NEWARK, N.J. -- New Community Corporation, a Newark non-profit community development organization, will pay $25,000 to a former employee to settle a religious discrimination and retaliation lawsuit brought by the U.S. Equal Employment Opportunity Commission (EEOC), the agency announced today.
The EEOC’s lawsuit, filed under Title VII of the Civil Rights Act of 1964, in U.S. District Court for the District of New Jersey in Newark, (Civil Action No. 06 CV 04646), charged that New Community Corporation refused to grant Anthony Kerr, a task force officer employed part-time by New Community Corporation in its security department, a reasonable accommodation when he requested that he be excused from a requirement that employees donate money to a Catholic school that is part of a Catholic parish because the school’s religious mission was different than his religious beliefs as a Muslim.

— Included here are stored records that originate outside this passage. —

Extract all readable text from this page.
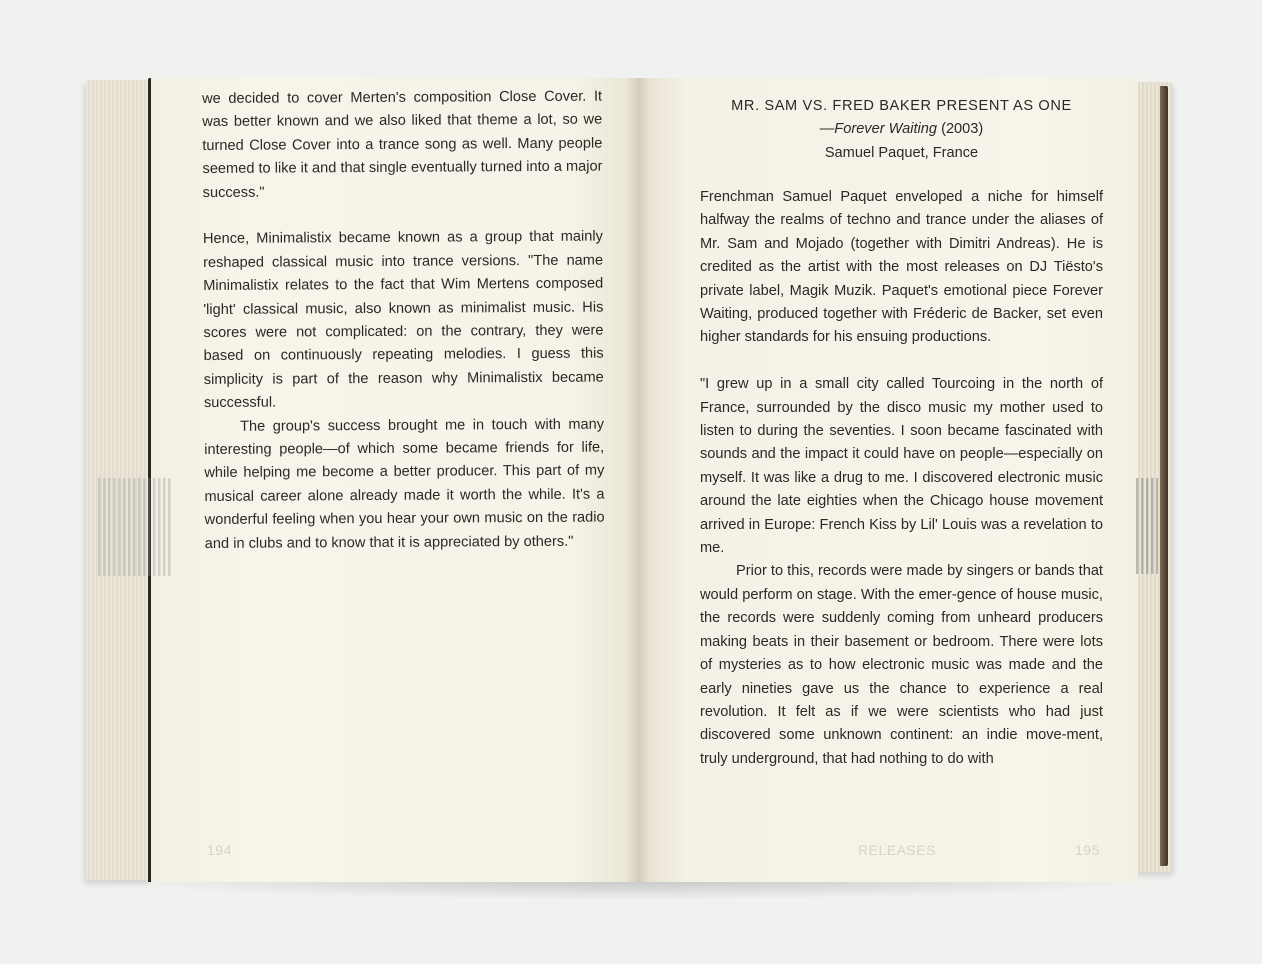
we decided to cover Merten's composition Close Cover. It was better known and we also liked that theme a lot, so we turned Close Cover into a trance song as well. Many people seemed to like it and that single eventually turned into a major success."

Hence, Minimalistix became known as a group that mainly reshaped classical music into trance versions. "The name Minimalistix relates to the fact that Wim Mertens composed 'light' classical music, also known as minimalist music. His scores were not complicated: on the contrary, they were based on continuously repeating melodies. I guess this simplicity is part of the reason why Minimalistix became successful.

The group's success brought me in touch with many interesting people—of which some became friends for life, while helping me become a better producer. This part of my musical career alone already made it worth the while. It's a wonderful feeling when you hear your own music on the radio and in clubs and to know that it is appreciated by others."

MR. SAM VS. FRED BAKER PRESENT AS ONE
—Forever Waiting (2003)
Samuel Paquet, France

Frenchman Samuel Paquet enveloped a niche for himself halfway the realms of techno and trance under the aliases of Mr. Sam and Mojado (together with Dimitri Andreas). He is credited as the artist with the most releases on DJ Tiësto's private label, Magik Muzik. Paquet's emotional piece Forever Waiting, produced together with Fréderic de Backer, set even higher standards for his ensuing productions.

"I grew up in a small city called Tourcoing in the north of France, surrounded by the disco music my mother used to listen to during the seventies. I soon became fascinated with sounds and the impact it could have on people—especially on myself. It was like a drug to me. I discovered electronic music around the late eighties when the Chicago house movement arrived in Europe: French Kiss by Lil' Louis was a revelation to me.

Prior to this, records were made by singers or bands that would perform on stage. With the emer-gence of house music, the records were suddenly coming from unheard producers making beats in their basement or bedroom. There were lots of mysteries as to how electronic music was made and the early nineties gave us the chance to experience a real revolution. It felt as if we were scientists who had just discovered some unknown continent: an indie move-ment, truly underground, that had nothing to do with

194	RELEASES	195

According to the lawsuit, after Kerr refused to give a donation and complained that the demand for a donation conflicted with his religious beliefs, New Community Corporation removed him from its work schedule. New Community Corporation briefly restored Kerr to the schedule after receiving a letter from his attorney about possible legal action. However, the EEOC said, the corporation retaliated against him again after he pursued his complaints with the EEOC by firing him and then filing an improper complaint about him with his full-time employer alleging that he had engaged in misconduct at New Community Corporation.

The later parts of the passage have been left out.